With Apple's Siri, A Romance Gone Sour - nickbilton
http://bits.blogs.nytimes.com/2012/07/15/with-apple%E2%80%99s-siri-a-romance-gone-sour/
Although it was love at first sound, I'm publicly breaking up with Siri.
======
cheald
> Side-by-side comparisons, in videos posted on YouTube, give the upstart from
> Google the advantage.

I'm not sure why people think Google Voice Search is the "upstart" here; it's
been available on Android far longer than Siri's been on iOS. It just doesn't
have a cute little persona and marketing team behind it.

Google's been doing voice recognition and search for a number of years now
(Google Voice anyone?), and are market leaders in search with good reason.
It's neither news nor surprising that Google's offering trumps Apple's.

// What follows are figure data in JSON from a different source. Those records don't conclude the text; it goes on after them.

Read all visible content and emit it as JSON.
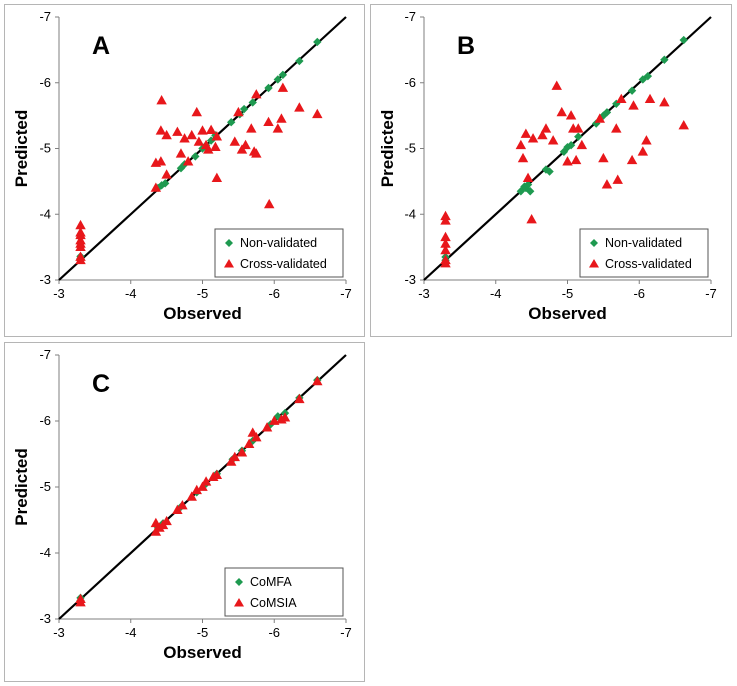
{
  "chart_data": [
    {
      "type": "scatter",
      "panel_label": "A",
      "xlabel": "Observed",
      "ylabel": "Predicted",
      "xlim": [
        -3,
        -7
      ],
      "ylim": [
        -3,
        -7
      ],
      "ticks": [
        "-3",
        "-4",
        "-5",
        "-6",
        "-7"
      ],
      "identity_line": true,
      "legend_position": "bottom-right",
      "series": [
        {
          "name": "Non-validated",
          "marker": "diamond",
          "color": "#1e9a50",
          "points": [
            [
              -3.3,
              -3.33
            ],
            [
              -3.3,
              -3.36
            ],
            [
              -3.3,
              -3.32
            ],
            [
              -4.38,
              -4.4
            ],
            [
              -4.43,
              -4.44
            ],
            [
              -4.48,
              -4.47
            ],
            [
              -4.7,
              -4.7
            ],
            [
              -4.75,
              -4.76
            ],
            [
              -4.9,
              -4.88
            ],
            [
              -5.0,
              -5.0
            ],
            [
              -5.05,
              -5.05
            ],
            [
              -5.12,
              -5.12
            ],
            [
              -5.18,
              -5.2
            ],
            [
              -5.4,
              -5.4
            ],
            [
              -5.52,
              -5.52
            ],
            [
              -5.58,
              -5.6
            ],
            [
              -5.7,
              -5.7
            ],
            [
              -5.92,
              -5.92
            ],
            [
              -6.05,
              -6.05
            ],
            [
              -6.12,
              -6.12
            ],
            [
              -6.35,
              -6.33
            ],
            [
              -6.6,
              -6.62
            ]
          ]
        },
        {
          "name": "Cross-validated",
          "marker": "triangle",
          "color": "#e8171b",
          "points": [
            [
              -3.3,
              -3.3
            ],
            [
              -3.3,
              -3.35
            ],
            [
              -3.3,
              -3.5
            ],
            [
              -3.3,
              -3.55
            ],
            [
              -3.3,
              -3.6
            ],
            [
              -3.3,
              -3.68
            ],
            [
              -3.3,
              -3.72
            ],
            [
              -3.3,
              -3.83
            ],
            [
              -4.35,
              -4.4
            ],
            [
              -4.35,
              -4.78
            ],
            [
              -4.42,
              -4.8
            ],
            [
              -4.42,
              -5.27
            ],
            [
              -4.43,
              -5.73
            ],
            [
              -4.5,
              -4.6
            ],
            [
              -4.5,
              -5.2
            ],
            [
              -4.65,
              -5.25
            ],
            [
              -4.7,
              -4.92
            ],
            [
              -4.75,
              -5.15
            ],
            [
              -4.8,
              -4.8
            ],
            [
              -4.85,
              -5.2
            ],
            [
              -4.92,
              -5.55
            ],
            [
              -4.95,
              -5.1
            ],
            [
              -5.0,
              -5.27
            ],
            [
              -5.05,
              -5.05
            ],
            [
              -5.08,
              -4.98
            ],
            [
              -5.12,
              -5.28
            ],
            [
              -5.18,
              -5.02
            ],
            [
              -5.2,
              -4.55
            ],
            [
              -5.2,
              -5.18
            ],
            [
              -5.45,
              -5.1
            ],
            [
              -5.5,
              -5.55
            ],
            [
              -5.55,
              -4.98
            ],
            [
              -5.6,
              -5.05
            ],
            [
              -5.68,
              -5.3
            ],
            [
              -5.72,
              -4.95
            ],
            [
              -5.75,
              -4.92
            ],
            [
              -5.75,
              -5.82
            ],
            [
              -5.92,
              -5.4
            ],
            [
              -5.93,
              -4.15
            ],
            [
              -6.05,
              -5.3
            ],
            [
              -6.1,
              -5.45
            ],
            [
              -6.12,
              -5.92
            ],
            [
              -6.35,
              -5.62
            ],
            [
              -6.6,
              -5.52
            ]
          ]
        }
      ]
    },
    {
      "type": "scatter",
      "panel_label": "B",
      "xlabel": "Observed",
      "ylabel": "Predicted",
      "xlim": [
        -3,
        -7
      ],
      "ylim": [
        -3,
        -7
      ],
      "ticks": [
        "-3",
        "-4",
        "-5",
        "-6",
        "-7"
      ],
      "identity_line": true,
      "legend_position": "bottom-right",
      "series": [
        {
          "name": "Non-validated",
          "marker": "diamond",
          "color": "#1e9a50",
          "points": [
            [
              -3.3,
              -3.35
            ],
            [
              -3.3,
              -3.3
            ],
            [
              -4.35,
              -4.35
            ],
            [
              -4.4,
              -4.42
            ],
            [
              -4.42,
              -4.4
            ],
            [
              -4.45,
              -4.45
            ],
            [
              -4.48,
              -4.35
            ],
            [
              -4.7,
              -4.68
            ],
            [
              -4.75,
              -4.65
            ],
            [
              -4.95,
              -4.95
            ],
            [
              -5.0,
              -5.02
            ],
            [
              -5.05,
              -5.05
            ],
            [
              -5.15,
              -5.18
            ],
            [
              -5.4,
              -5.38
            ],
            [
              -5.5,
              -5.5
            ],
            [
              -5.55,
              -5.55
            ],
            [
              -5.68,
              -5.68
            ],
            [
              -5.9,
              -5.88
            ],
            [
              -6.05,
              -6.05
            ],
            [
              -6.12,
              -6.1
            ],
            [
              -6.35,
              -6.35
            ],
            [
              -6.62,
              -6.65
            ]
          ]
        },
        {
          "name": "Cross-validated",
          "marker": "triangle",
          "color": "#e8171b",
          "points": [
            [
              -3.3,
              -3.25
            ],
            [
              -3.3,
              -3.3
            ],
            [
              -3.3,
              -3.45
            ],
            [
              -3.3,
              -3.55
            ],
            [
              -3.3,
              -3.65
            ],
            [
              -3.3,
              -3.9
            ],
            [
              -3.3,
              -3.97
            ],
            [
              -4.35,
              -5.05
            ],
            [
              -4.38,
              -4.85
            ],
            [
              -4.42,
              -5.22
            ],
            [
              -4.45,
              -4.55
            ],
            [
              -4.5,
              -3.92
            ],
            [
              -4.52,
              -5.15
            ],
            [
              -4.65,
              -5.2
            ],
            [
              -4.7,
              -5.3
            ],
            [
              -4.8,
              -5.12
            ],
            [
              -4.85,
              -5.95
            ],
            [
              -4.92,
              -5.55
            ],
            [
              -5.0,
              -4.8
            ],
            [
              -5.05,
              -5.5
            ],
            [
              -5.08,
              -5.3
            ],
            [
              -5.12,
              -4.82
            ],
            [
              -5.15,
              -5.3
            ],
            [
              -5.2,
              -5.05
            ],
            [
              -5.45,
              -5.45
            ],
            [
              -5.5,
              -4.85
            ],
            [
              -5.55,
              -4.45
            ],
            [
              -5.68,
              -5.3
            ],
            [
              -5.7,
              -4.52
            ],
            [
              -5.75,
              -5.75
            ],
            [
              -5.9,
              -4.82
            ],
            [
              -5.92,
              -5.65
            ],
            [
              -6.05,
              -4.95
            ],
            [
              -6.1,
              -5.12
            ],
            [
              -6.15,
              -5.75
            ],
            [
              -6.35,
              -5.7
            ],
            [
              -6.62,
              -5.35
            ]
          ]
        }
      ]
    },
    {
      "type": "scatter",
      "panel_label": "C",
      "xlabel": "Observed",
      "ylabel": "Predicted",
      "xlim": [
        -3,
        -7
      ],
      "ylim": [
        -3,
        -7
      ],
      "ticks": [
        "-3",
        "-4",
        "-5",
        "-6",
        "-7"
      ],
      "identity_line": true,
      "legend_position": "bottom-right",
      "series": [
        {
          "name": "CoMFA",
          "marker": "diamond",
          "color": "#1e9a50",
          "points": [
            [
              -3.3,
              -3.32
            ],
            [
              -3.3,
              -3.28
            ],
            [
              -4.38,
              -4.38
            ],
            [
              -4.45,
              -4.45
            ],
            [
              -4.7,
              -4.7
            ],
            [
              -4.92,
              -4.92
            ],
            [
              -5.05,
              -5.05
            ],
            [
              -5.2,
              -5.2
            ],
            [
              -5.42,
              -5.42
            ],
            [
              -5.55,
              -5.55
            ],
            [
              -5.7,
              -5.7
            ],
            [
              -5.95,
              -5.95
            ],
            [
              -6.05,
              -6.07
            ],
            [
              -6.15,
              -6.12
            ],
            [
              -6.35,
              -6.35
            ],
            [
              -6.6,
              -6.62
            ]
          ]
        },
        {
          "name": "CoMSIA",
          "marker": "triangle",
          "color": "#e8171b",
          "points": [
            [
              -3.3,
              -3.25
            ],
            [
              -3.3,
              -3.3
            ],
            [
              -4.35,
              -4.32
            ],
            [
              -4.35,
              -4.45
            ],
            [
              -4.4,
              -4.38
            ],
            [
              -4.45,
              -4.42
            ],
            [
              -4.5,
              -4.48
            ],
            [
              -4.65,
              -4.65
            ],
            [
              -4.72,
              -4.72
            ],
            [
              -4.85,
              -4.85
            ],
            [
              -4.92,
              -4.95
            ],
            [
              -5.0,
              -5.0
            ],
            [
              -5.05,
              -5.08
            ],
            [
              -5.15,
              -5.15
            ],
            [
              -5.2,
              -5.18
            ],
            [
              -5.4,
              -5.38
            ],
            [
              -5.45,
              -5.45
            ],
            [
              -5.55,
              -5.52
            ],
            [
              -5.65,
              -5.65
            ],
            [
              -5.7,
              -5.82
            ],
            [
              -5.75,
              -5.75
            ],
            [
              -5.9,
              -5.9
            ],
            [
              -6.0,
              -6.0
            ],
            [
              -6.1,
              -6.02
            ],
            [
              -6.15,
              -6.05
            ],
            [
              -6.35,
              -6.33
            ],
            [
              -6.6,
              -6.6
            ]
          ]
        }
      ]
    }
  ]
}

What this really demonstrates is the power of the Apple marketing machine.
They have people believing that they practically invented the mobile voice
search, and have firmly associated in peoples' heads it with an
anthropomorphized character, which makes the experience more relatable and
easier to write about. Now that people are discovering that it's not all the
marketers cracked it up to be, they're discovering that companies who actually
have this technology as a core competency do it faster and better, but Siri
has served its purpose - it sold iPhones, and gave iPhone owners a jolt of
that Apple experience that keeps them coming back for more.